Trainline Europe
- Formerly: Capitaine Train Captain Train
- Founded: May 2009
- Founder: Jean-Daniel Guyot, Martin Ottenwaelter, Valentin Surrel
- Headquarters: Paris, France
- Area served: Europe
- Key people: Matthias Mahr (President)
- Products: Train tickets
- Brands: Trainline
- Services: Online Travel Agency
- Revenue: 22,931,315 (2022)
- Net income: −1,795,059 (2022)
- Owner: Trainline
- Number of employees: 51 (2022)
- Website: www.thetrainline.com

= Trainline EU =

Train app in Europe

Trainline Europe (previously Captain Train, Capitaine Train) is the European arm of Trainline, Europe's leading train and coach app. Through either its web interface or mobile apps, customers can purchase tickets for a variety of European rail operators. It also has loyalty cards or vouchers and with e-ticket support. In 2016, Captain Train was acquired by Trainline.

== Service ==
The service does not require the creation of a user account, but with an account, tickets can be saved and pre-booked for a certain amount of time (without requiring payment). It also stores applicable fare information (such as age and loyalty cards) in addition to preferences and patterns of travel (such as comfort class and frequently searched for destinations). The customer can then compare itineraries between any two stations served by the included railway services, and reserve, buy or cancel tickets. The service prefers e-tickets, where available, over traditional physical tickets. Any vouchers or coupons offered by carriers are accepted for payment. Once a ticket is booked, it is saved in the user account which can be accessed via web interface or one of the service's respective apps.

Captain Train can be accessed either via a web application, which is compatible with tablet browsers (running either iOS or Android), or via apps for iOS or Android smartphones.

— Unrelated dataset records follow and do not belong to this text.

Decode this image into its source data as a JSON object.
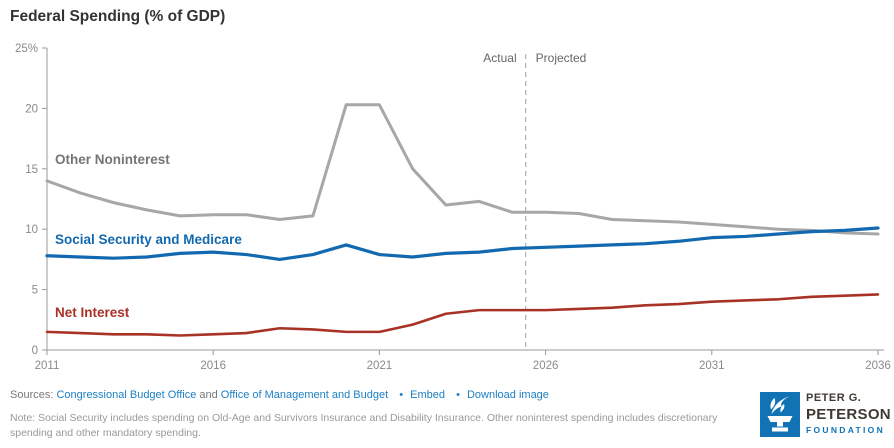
{
  "title": "Federal Spending (% of GDP)",
  "colors": {
    "other_noninterest": "#a7a7a7",
    "social_security_medicare": "#1269af",
    "net_interest": "#a93226",
    "link_blue": "#1d80c3",
    "logo_blue": "#1173b4",
    "axis_gray": "#999999"
  },
  "chart_data": {
    "type": "line",
    "title": "Federal Spending (% of GDP)",
    "x": [
      2011,
      2012,
      2013,
      2014,
      2015,
      2016,
      2017,
      2018,
      2019,
      2020,
      2021,
      2022,
      2023,
      2024,
      2025,
      2026,
      2027,
      2028,
      2029,
      2030,
      2031,
      2032,
      2033,
      2034,
      2035,
      2036
    ],
    "series": [
      {
        "name": "Other Noninterest",
        "color": "#a7a7a7",
        "label_color": "#757575",
        "values": [
          14.0,
          13.0,
          12.2,
          11.6,
          11.1,
          11.2,
          11.2,
          10.8,
          11.1,
          20.3,
          20.3,
          15.0,
          12.0,
          12.3,
          11.4,
          11.4,
          11.3,
          10.8,
          10.7,
          10.6,
          10.4,
          10.2,
          10.0,
          9.9,
          9.7,
          9.6
        ]
      },
      {
        "name": "Social Security and Medicare",
        "color": "#1269af",
        "label_color": "#1269af",
        "values": [
          7.8,
          7.7,
          7.6,
          7.7,
          8.0,
          8.1,
          7.9,
          7.5,
          7.9,
          8.7,
          7.9,
          7.7,
          8.0,
          8.1,
          8.4,
          8.5,
          8.6,
          8.7,
          8.8,
          9.0,
          9.3,
          9.4,
          9.6,
          9.8,
          9.9,
          10.1
        ]
      },
      {
        "name": "Net Interest",
        "color": "#a93226",
        "label_color": "#a93226",
        "values": [
          1.5,
          1.4,
          1.3,
          1.3,
          1.2,
          1.3,
          1.4,
          1.8,
          1.7,
          1.5,
          1.5,
          2.1,
          3.0,
          3.3,
          3.3,
          3.3,
          3.4,
          3.5,
          3.7,
          3.8,
          4.0,
          4.1,
          4.2,
          4.4,
          4.5,
          4.6
        ]
      }
    ],
    "ylim": [
      0,
      25
    ],
    "yticks": [
      0,
      5,
      10,
      15,
      20,
      25
    ],
    "ytick_labels": [
      "0",
      "5",
      "10",
      "15",
      "20",
      "25%"
    ],
    "xticks": [
      2011,
      2016,
      2021,
      2026,
      2031,
      2036
    ],
    "grid": false,
    "legend": "inline-labels",
    "divider": {
      "x": 2025.4,
      "left_label": "Actual",
      "right_label": "Projected"
    }
  },
  "footer": {
    "sources_prefix": "Sources:",
    "source_link_1": "Congressional Budget Office",
    "joiner": "and",
    "source_link_2": "Office of Management and Budget",
    "bullet": "•",
    "action_embed": "Embed",
    "action_download": "Download image",
    "note": "Note: Social Security includes spending on Old-Age and Survivors Insurance and Disability Insurance. Other noninterest spending includes discretionary spending and other mandatory spending."
  },
  "logo": {
    "line1": "PETER G.",
    "line2": "PETERSON",
    "line3": "FOUNDATION"
  }
}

Captain Train covers the following railway companies: SNCF (including its subsidiaries Ouigo and Ouibus), Deutsche Bahn, ÖBB including night trains under the Nightjet brand, Renfe, Eurostar, Thalys, Lyria, Trenitalia, Italo, Thello, Trenord, Westbahn and Leo Express. Its service therefore covers all of France, Germany, Italy, Spain and extends into all neighbouring countries: the United Kingdom, Belgium, the Netherlands, Luxembourg, Denmark, Sweden, Poland, the Czech Republic, Hungary, Austria, Slovenia, Switzerland. The service is available in French (including Swiss French), English (including British English and American English), German (including Austrian German and Swiss German), Spanish, Italian (including Swiss Italian), Portuguese (including European Portuguese and Brazilian Portuguese), Dutch, Danish, Swedish, and Norwegian.

Captain Train works through the carriers' own reservation systems for all searches and transactions; it acts strictly as an intermediary between them and passengers, and does not hold the tickets which it buys and resells. Prices are those charged by the carriers, with no added service charge; Captain Train receives a commission from the carrier on each ticket sale.

== History ==
Captain Train was created by three young engineers: Jean-Daniel Guyot, Martin Ottenwaelter and Valentin Surrel. Finding Voyages-sncf.com insufficiently intuitive to use, they aimed to create an easy-to-use, advertising-free ticket booking service.

On 5 February 2009, the French national competition regulator, the Autorité de la concurrence, found SNCF in breach of the code of commerce for unequal treatment of travel agencies and ordered the railway to pay euro in fines. This led to a relaxation of access requirements for the SNCF's reservation systems, and the project that became Captain Train was launched three days later, on 8 February.

In May 2009, Elégantes Solutions SAS, later to be renamed Capitaine Train SAS, became licensed as a travel agency and began negotiations and testing to enable the necessary access to the SNCF reservation systems. A request for full access, including post-sale processing, was made in April 2010, but received no response. A contract for full access was finally signed in June 2010, after an update of Voyages-sncf.com, and access became effective six weeks later, in mid-July.

In October 2010 a closed beta version was made available to the developers' family members. In March 2011, access became available by invitation only.

Captain Train began selling iDTGV tickets in August 2011, Lunéa tickets in December 2011 and Deutsche Bahn tickets for travel in Germany and France in May 2012.

The company raised 1.4 million euro in venture capital funds in February 2012, 2.5 million euro in June 2013, and 5.5 million euro in December 2014.

The service was made publicly available in October 2012. At first it was accessible only through the web application; an app for iOS became available in late October 2013, and an Android app in March 2014. In 2015, the service reached approximately 1.3 million users. In April 2016, the number reached 1.6 million.

The service revised its management team at the end of 2014 and appointed Daniel Beutler as the new COO.

In July 2014, the company released an app for the Android Wear Watch, making it the first rail transport app to do so. In April 2015, the service also released an app for the Apple Watch. In March 2016, the company was bought by the British company Trainline.

From July 2018, Trainline sells tickets on behalf of 183 rail and coach companies.